Drive on a city’s streets at night and you’re guided by artificial lights: glowing traffic signals beckoning you forward, the headlights of a car trailing you, a sign warning of work ahead.
Artificial lights may soon guide your car, too: In the quest for cars that understand the world around them and respond intelligently, a growing number of research engineers are exploring systems that encode signals in LED light.
“We envision car lights transmitting messages that your eyes can’t see,” says Richard Roberts, a research scientist at Intel. “They’re blinking out messages to be used by other automobiles for safety reasons: positioning, collision avoidance, cooperative driving—maybe even someday for autonomous driving.”
Roberts has been a part of this work since Intel started looking into visible light communication (VLC) in 2008, and he’s seen it go from the “next Wi-Fi” to a research topic on hold—at least at Intel. While companies and researchers have tried using visible light to send extra information from a sign when scanned, as with a QR code, to pinpoint locations within a store, and even as a high-bandwidth Wi-Fi substitute—called Li-Fi—it just hasn’t caught on in the mainstream.
Now Roberts and other researchers think they’ve found its killer app: car-to-car communications.
VLC is based on the idea that while humans can’t pick up on fast modulations in light, cameras can. Unlike Li-Fi, which uses special receivers, versions of VLC for cars rely on data rates low enough for ordinary cameras and would use the car’s existing lights, making such a system inherently inexpensive. The lack of purpose-built equipment also distinguishes the effort from today’s radio-frequency communication standard for vehicles.
“Adding more hardware onto a device is always an issue,” says Roberts. “But cars are becoming full of cameras.” In fact, the United States will require back-up cameras to be installed in new cars beginning in 2018. And many cars already have LED headlights that can be used for transmitting. “So we said, pragmatically, what can you do with that? It turns out you can do quite a bit.”
Roberts and others are working on ways to communicate details about a vehicle’s size, speed, and actions on the road so that the cars around it can calculate its exact location and be aware of its behavior. Such systems could warn of impending collisions, help judge whether lane changes are possible, and help coordinate cooperative adaptive cruise control, where the cars signal to one another so they can respond quickly to upcoming changes in traffic flow.
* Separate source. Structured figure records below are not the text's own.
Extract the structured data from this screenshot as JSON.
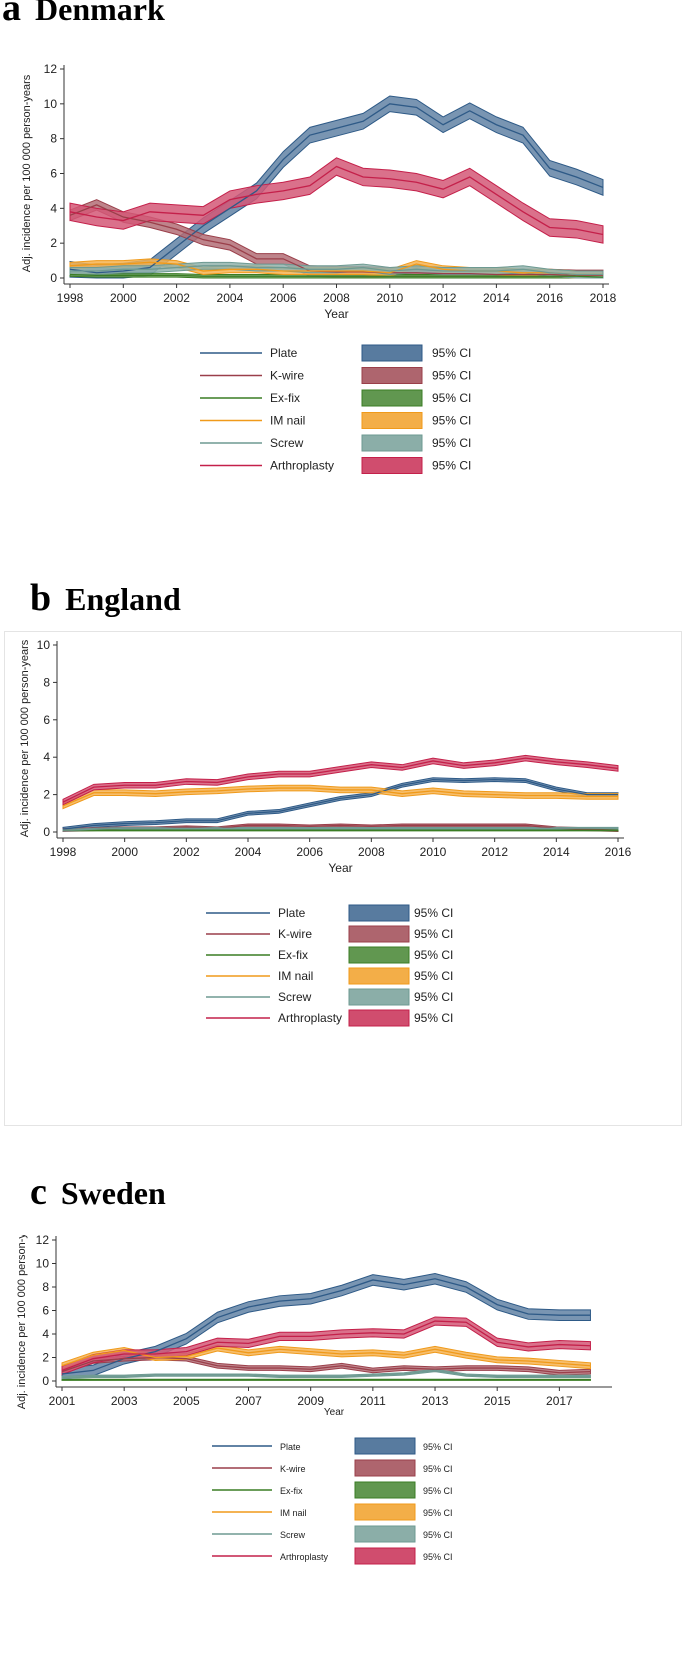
{
  "panels": [
    {
      "letter": "a",
      "country": "Denmark"
    },
    {
      "letter": "b",
      "country": "England"
    },
    {
      "letter": "c",
      "country": "Sweden"
    }
  ],
  "colors": {
    "Plate": "#2e5a87",
    "K-wire": "#9a3f4a",
    "Ex-fix": "#3a7d24",
    "IM nail": "#f09a1a",
    "Screw": "#6e9a92",
    "Arthroplasty": "#c4204a"
  },
  "chart_data": [
    {
      "type": "line",
      "panel": "a",
      "title": "Denmark",
      "xlabel": "Year",
      "ylabel": "Adj. incidence per 100 000 person-years",
      "xlim": [
        1998,
        2018
      ],
      "ylim": [
        0,
        12
      ],
      "xticks": [
        1998,
        2000,
        2002,
        2004,
        2006,
        2008,
        2010,
        2012,
        2014,
        2016,
        2018
      ],
      "yticks": [
        0,
        2,
        4,
        6,
        8,
        10,
        12
      ],
      "x": [
        1998,
        1999,
        2000,
        2001,
        2002,
        2003,
        2004,
        2005,
        2006,
        2007,
        2008,
        2009,
        2010,
        2011,
        2012,
        2013,
        2014,
        2015,
        2016,
        2017,
        2018
      ],
      "series": [
        {
          "name": "Plate",
          "values": [
            0.5,
            0.3,
            0.4,
            0.6,
            1.8,
            3.0,
            4.0,
            5.0,
            6.8,
            8.2,
            8.6,
            9.0,
            10.0,
            9.8,
            8.8,
            9.6,
            8.8,
            8.2,
            6.3,
            5.8,
            5.2
          ],
          "ci_width": 0.9
        },
        {
          "name": "K-wire",
          "values": [
            3.6,
            4.2,
            3.5,
            3.2,
            2.8,
            2.2,
            1.9,
            1.1,
            1.1,
            0.4,
            0.35,
            0.35,
            0.3,
            0.3,
            0.25,
            0.25,
            0.2,
            0.2,
            0.2,
            0.15,
            0.15
          ],
          "ci_width": 0.6
        },
        {
          "name": "Ex-fix",
          "values": [
            0.2,
            0.15,
            0.15,
            0.15,
            0.15,
            0.1,
            0.1,
            0.1,
            0.1,
            0.1,
            0.1,
            0.1,
            0.1,
            0.1,
            0.1,
            0.1,
            0.1,
            0.1,
            0.1,
            0.1,
            0.05
          ],
          "ci_width": 0.2
        },
        {
          "name": "IM nail",
          "values": [
            0.7,
            0.8,
            0.8,
            0.9,
            0.8,
            0.4,
            0.5,
            0.5,
            0.4,
            0.4,
            0.4,
            0.4,
            0.3,
            0.8,
            0.5,
            0.4,
            0.4,
            0.3,
            0.3,
            0.2,
            0.2
          ],
          "ci_width": 0.4
        },
        {
          "name": "Screw",
          "values": [
            0.4,
            0.4,
            0.5,
            0.5,
            0.6,
            0.7,
            0.7,
            0.6,
            0.6,
            0.5,
            0.5,
            0.6,
            0.4,
            0.5,
            0.4,
            0.4,
            0.4,
            0.5,
            0.3,
            0.2,
            0.2
          ],
          "ci_width": 0.4
        },
        {
          "name": "Arthroplasty",
          "values": [
            3.8,
            3.5,
            3.3,
            3.8,
            3.7,
            3.6,
            4.5,
            4.8,
            5.0,
            5.3,
            6.4,
            5.8,
            5.7,
            5.5,
            5.1,
            5.8,
            4.8,
            3.8,
            2.9,
            2.8,
            2.5
          ],
          "ci_width": 1.0
        }
      ],
      "legend": [
        {
          "label": "Plate",
          "ci_label": "95% CI"
        },
        {
          "label": "K-wire",
          "ci_label": "95% CI"
        },
        {
          "label": "Ex-fix",
          "ci_label": "95% CI"
        },
        {
          "label": "IM nail",
          "ci_label": "95% CI"
        },
        {
          "label": "Screw",
          "ci_label": "95% CI"
        },
        {
          "label": "Arthroplasty",
          "ci_label": "95% CI"
        }
      ]
    },
    {
      "type": "line",
      "panel": "b",
      "title": "England",
      "xlabel": "Year",
      "ylabel": "Adj. incidence per 100 000 person-years",
      "xlim": [
        1998,
        2016
      ],
      "ylim": [
        0,
        10
      ],
      "xticks": [
        1998,
        2000,
        2002,
        2004,
        2006,
        2008,
        2010,
        2012,
        2014,
        2016
      ],
      "yticks": [
        0,
        2,
        4,
        6,
        8,
        10
      ],
      "x": [
        1998,
        1999,
        2000,
        2001,
        2002,
        2003,
        2004,
        2005,
        2006,
        2007,
        2008,
        2009,
        2010,
        2011,
        2012,
        2013,
        2014,
        2015,
        2016
      ],
      "series": [
        {
          "name": "Plate",
          "values": [
            0.15,
            0.35,
            0.45,
            0.5,
            0.6,
            0.6,
            1.0,
            1.1,
            1.45,
            1.8,
            2.0,
            2.5,
            2.8,
            2.75,
            2.8,
            2.75,
            2.3,
            2.0,
            2.0
          ],
          "ci_width": 0.2
        },
        {
          "name": "K-wire",
          "values": [
            0.1,
            0.15,
            0.2,
            0.2,
            0.25,
            0.2,
            0.35,
            0.35,
            0.3,
            0.35,
            0.3,
            0.35,
            0.35,
            0.35,
            0.35,
            0.35,
            0.2,
            0.15,
            0.1
          ],
          "ci_width": 0.15
        },
        {
          "name": "Ex-fix",
          "values": [
            0.1,
            0.1,
            0.1,
            0.1,
            0.1,
            0.1,
            0.1,
            0.1,
            0.1,
            0.1,
            0.1,
            0.1,
            0.1,
            0.1,
            0.1,
            0.1,
            0.1,
            0.1,
            0.1
          ],
          "ci_width": 0.08
        },
        {
          "name": "IM nail",
          "values": [
            1.4,
            2.1,
            2.1,
            2.05,
            2.15,
            2.2,
            2.3,
            2.35,
            2.35,
            2.25,
            2.25,
            2.05,
            2.2,
            2.05,
            2.0,
            1.95,
            1.95,
            1.9,
            1.9
          ],
          "ci_width": 0.3
        },
        {
          "name": "Screw",
          "values": [
            0.1,
            0.15,
            0.2,
            0.2,
            0.2,
            0.2,
            0.2,
            0.2,
            0.2,
            0.2,
            0.2,
            0.2,
            0.2,
            0.2,
            0.2,
            0.2,
            0.2,
            0.2,
            0.2
          ],
          "ci_width": 0.1
        },
        {
          "name": "Arthroplasty",
          "values": [
            1.6,
            2.4,
            2.5,
            2.5,
            2.7,
            2.65,
            2.95,
            3.1,
            3.1,
            3.35,
            3.6,
            3.45,
            3.8,
            3.55,
            3.7,
            3.95,
            3.75,
            3.6,
            3.4
          ],
          "ci_width": 0.3
        }
      ],
      "legend": [
        {
          "label": "Plate",
          "ci_label": "95% CI"
        },
        {
          "label": "K-wire",
          "ci_label": "95% CI"
        },
        {
          "label": "Ex-fix",
          "ci_label": "95% CI"
        },
        {
          "label": "IM nail",
          "ci_label": "95% CI"
        },
        {
          "label": "Screw",
          "ci_label": "95% CI"
        },
        {
          "label": "Arthroplasty",
          "ci_label": "95% CI"
        }
      ]
    },
    {
      "type": "line",
      "panel": "c",
      "title": "Sweden",
      "xlabel": "Year",
      "ylabel": "Adj. incidence per 100 000 person-years",
      "xlim": [
        2001,
        2018.5
      ],
      "ylim": [
        0,
        12
      ],
      "xticks": [
        2001,
        2003,
        2005,
        2007,
        2009,
        2011,
        2013,
        2015,
        2017
      ],
      "yticks": [
        0,
        2,
        4,
        6,
        8,
        10,
        12
      ],
      "x": [
        2001,
        2002,
        2003,
        2004,
        2005,
        2006,
        2007,
        2008,
        2009,
        2010,
        2011,
        2012,
        2013,
        2014,
        2015,
        2016,
        2017,
        2018
      ],
      "series": [
        {
          "name": "Plate",
          "values": [
            0.6,
            0.9,
            1.9,
            2.5,
            3.6,
            5.4,
            6.3,
            6.8,
            7.0,
            7.7,
            8.6,
            8.2,
            8.7,
            8.0,
            6.5,
            5.7,
            5.6,
            5.6
          ],
          "ci_width": 0.9
        },
        {
          "name": "K-wire",
          "values": [
            0.8,
            1.7,
            1.9,
            2.0,
            1.9,
            1.3,
            1.1,
            1.1,
            1.0,
            1.3,
            0.9,
            1.1,
            1.0,
            1.1,
            1.1,
            1.0,
            0.7,
            0.8
          ],
          "ci_width": 0.4
        },
        {
          "name": "Ex-fix",
          "values": [
            0.1,
            0.1,
            0.1,
            0.1,
            0.1,
            0.1,
            0.1,
            0.1,
            0.1,
            0.1,
            0.1,
            0.1,
            0.1,
            0.1,
            0.1,
            0.1,
            0.1,
            0.1
          ],
          "ci_width": 0.1
        },
        {
          "name": "IM nail",
          "values": [
            1.3,
            2.2,
            2.6,
            2.0,
            2.1,
            2.8,
            2.4,
            2.7,
            2.5,
            2.3,
            2.4,
            2.2,
            2.7,
            2.2,
            1.8,
            1.7,
            1.5,
            1.3
          ],
          "ci_width": 0.5
        },
        {
          "name": "Screw",
          "values": [
            0.3,
            0.4,
            0.4,
            0.5,
            0.5,
            0.5,
            0.5,
            0.4,
            0.4,
            0.4,
            0.5,
            0.6,
            0.9,
            0.5,
            0.4,
            0.4,
            0.4,
            0.4
          ],
          "ci_width": 0.2
        },
        {
          "name": "Arthroplasty",
          "values": [
            0.9,
            1.9,
            2.3,
            2.3,
            2.5,
            3.3,
            3.2,
            3.8,
            3.8,
            4.0,
            4.1,
            4.0,
            5.1,
            5.0,
            3.3,
            2.9,
            3.1,
            3.0
          ],
          "ci_width": 0.7
        }
      ],
      "legend": [
        {
          "label": "Plate",
          "ci_label": "95% CI"
        },
        {
          "label": "K-wire",
          "ci_label": "95% CI"
        },
        {
          "label": "Ex-fix",
          "ci_label": "95% CI"
        },
        {
          "label": "IM nail",
          "ci_label": "95% CI"
        },
        {
          "label": "Screw",
          "ci_label": "95% CI"
        },
        {
          "label": "Arthroplasty",
          "ci_label": "95% CI"
        }
      ]
    }
  ]
}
Hsin-Mu Tsai, a computer scientist at National Taiwan University, has been working on a prototype VLC device to increase the safety of the cheap motor scooters that are common on the streets of Taiwan. Apart from its affordability, Tsai says that one of VLC’s greatest advantages is something that initially sounds like a problem: the fact that it works only over line of sight.
“Radio-frequency communication is usually omnidirectional,” says Tsai, “and it covers a lot more than you need.” Such signals can interfere with each other when it gets too crowded and can lead to confusion over where the signals are coming from. With VLC, the only transmissions your car picks up are the ones adjacent to it—the ones it needs to know about most for safety.
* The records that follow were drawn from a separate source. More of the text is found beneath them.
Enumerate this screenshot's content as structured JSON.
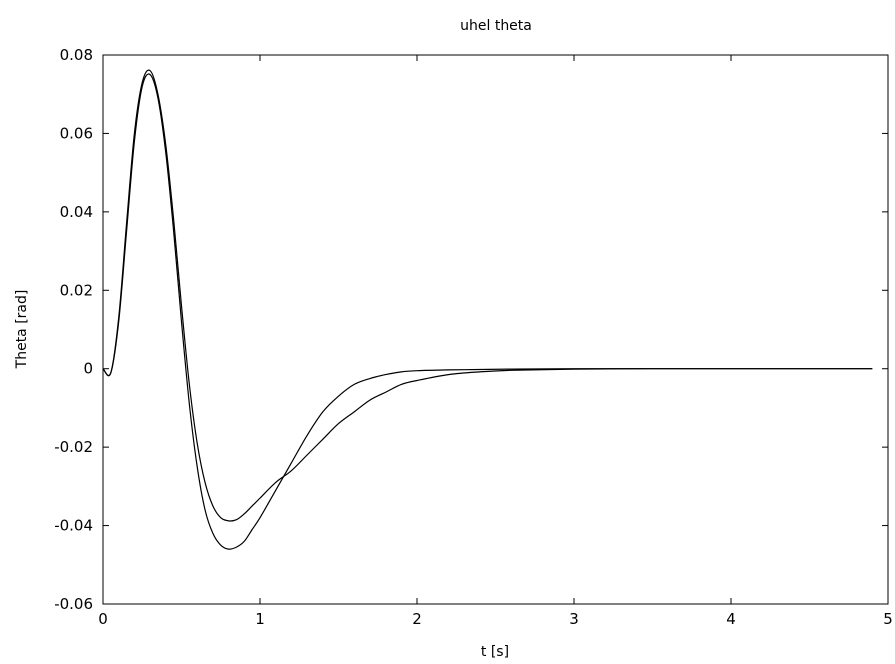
{
  "chart_data": {
    "type": "line",
    "title": "uhel theta",
    "xlabel": "t [s]",
    "ylabel": "Theta [rad]",
    "xlim": [
      0,
      5
    ],
    "ylim": [
      -0.06,
      0.08
    ],
    "grid": false,
    "legend": "none",
    "x_ticks": [
      "0",
      "1",
      "2",
      "3",
      "4",
      "5"
    ],
    "x_tick_values": [
      0,
      1,
      2,
      3,
      4,
      5
    ],
    "y_ticks": [
      "-0.06",
      "-0.04",
      "-0.02",
      "0",
      "0.02",
      "0.04",
      "0.06",
      "0.08"
    ],
    "y_tick_values": [
      -0.06,
      -0.04,
      -0.02,
      0,
      0.02,
      0.04,
      0.06,
      0.08
    ],
    "line_color": "#000000",
    "series": [
      {
        "x": [
          0.0,
          0.05,
          0.1,
          0.15,
          0.2,
          0.25,
          0.3,
          0.35,
          0.4,
          0.45,
          0.5,
          0.55,
          0.6,
          0.65,
          0.7,
          0.75,
          0.8,
          0.85,
          0.9,
          0.95,
          1.0,
          1.1,
          1.2,
          1.3,
          1.4,
          1.5,
          1.6,
          1.7,
          1.8,
          1.9,
          2.0,
          2.2,
          2.4,
          2.6,
          3.0,
          3.5,
          4.0,
          4.5,
          4.9
        ],
        "y": [
          0.0,
          -0.001,
          0.012,
          0.035,
          0.058,
          0.072,
          0.075,
          0.069,
          0.055,
          0.035,
          0.012,
          -0.009,
          -0.025,
          -0.036,
          -0.042,
          -0.045,
          -0.046,
          -0.0455,
          -0.044,
          -0.041,
          -0.038,
          -0.031,
          -0.024,
          -0.017,
          -0.011,
          -0.007,
          -0.004,
          -0.0025,
          -0.0015,
          -0.0008,
          -0.0005,
          -0.0003,
          -0.0002,
          -0.0001,
          0.0,
          0.0,
          0.0,
          0.0,
          0.0
        ]
      },
      {
        "x": [
          0.0,
          0.05,
          0.1,
          0.15,
          0.2,
          0.25,
          0.3,
          0.35,
          0.4,
          0.45,
          0.5,
          0.55,
          0.6,
          0.65,
          0.7,
          0.75,
          0.8,
          0.85,
          0.9,
          0.95,
          1.0,
          1.1,
          1.2,
          1.3,
          1.4,
          1.5,
          1.6,
          1.7,
          1.8,
          1.9,
          2.0,
          2.2,
          2.4,
          2.6,
          3.0,
          3.5,
          4.0,
          4.5,
          4.9
        ],
        "y": [
          0.0,
          -0.001,
          0.013,
          0.037,
          0.06,
          0.073,
          0.076,
          0.07,
          0.057,
          0.038,
          0.016,
          -0.004,
          -0.019,
          -0.029,
          -0.035,
          -0.038,
          -0.0388,
          -0.0385,
          -0.037,
          -0.035,
          -0.033,
          -0.029,
          -0.026,
          -0.022,
          -0.018,
          -0.014,
          -0.011,
          -0.008,
          -0.006,
          -0.004,
          -0.003,
          -0.0015,
          -0.0008,
          -0.0004,
          -0.0001,
          0.0,
          0.0,
          0.0,
          0.0
        ]
      }
    ]
  }
}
Another bonus is that a camera measures an entire scene, so it can receive several signals at once and distinguish among them. And the location information helps assign objects to signals, according to Tsai: “The beautiful thing about VLC, when we’re using a camera as a receiver, is that the actual pixels are transmitting information to you.”
Of course, cars are rarely cruising around in a perfectly clear and dark environment. In order for such a communication system to work, it has to withstand all the variations of weather and sunlight a driver could encounter.
“Due to the sunlight noise, the operation of VLC at daytime is the biggest challenge in vehicle-to-vehicle VLC development,” says Sung-Yoon Jung, an assistant professor in the electronics engineering department at Yeungnam University, in South Korea. Jung has been modeling and testing VLC protocols to identify their flexibility and performance. Some protocols allow signals to be received from as far as 30 meters, even in daylight. And a 2013 study showed that VLC receivers are more sensitive than human eyes.
VLC’s proponents say that their next mission is to get the technology incorporated into cars. Roberts and others are working now to develop a series of IEEE standards for the technology to coordinate communication efforts and help convince automakers to pick it up. If adapted widely enough, VLC could be incorporated into infrastructure such as traffic lights as well.
According to Tsai, about 10 percent of cars need to be transmitting for any vehicle-to-vehicle system to be effective, which would take around two years if every new car included the technology. But it’s a saturation nobody has begun to reach—even the dedicated short-range RF standard for automobiles is not yet in use.
Sven Beiker, the executive director of Stanford’s Center for Automotive Research, says it’s clear that many technologies, including VLC, would work in car-to-car communications. “It does not seem to be a technology question,” says Beiker. “It’s this infrastructure, this standardization, and this monetary question. It’s tough to find a business case for vehicle-to-vehicle communication.” Beiker believes that business case might be to enable self-driving cars. The two technologies are complementary, he says.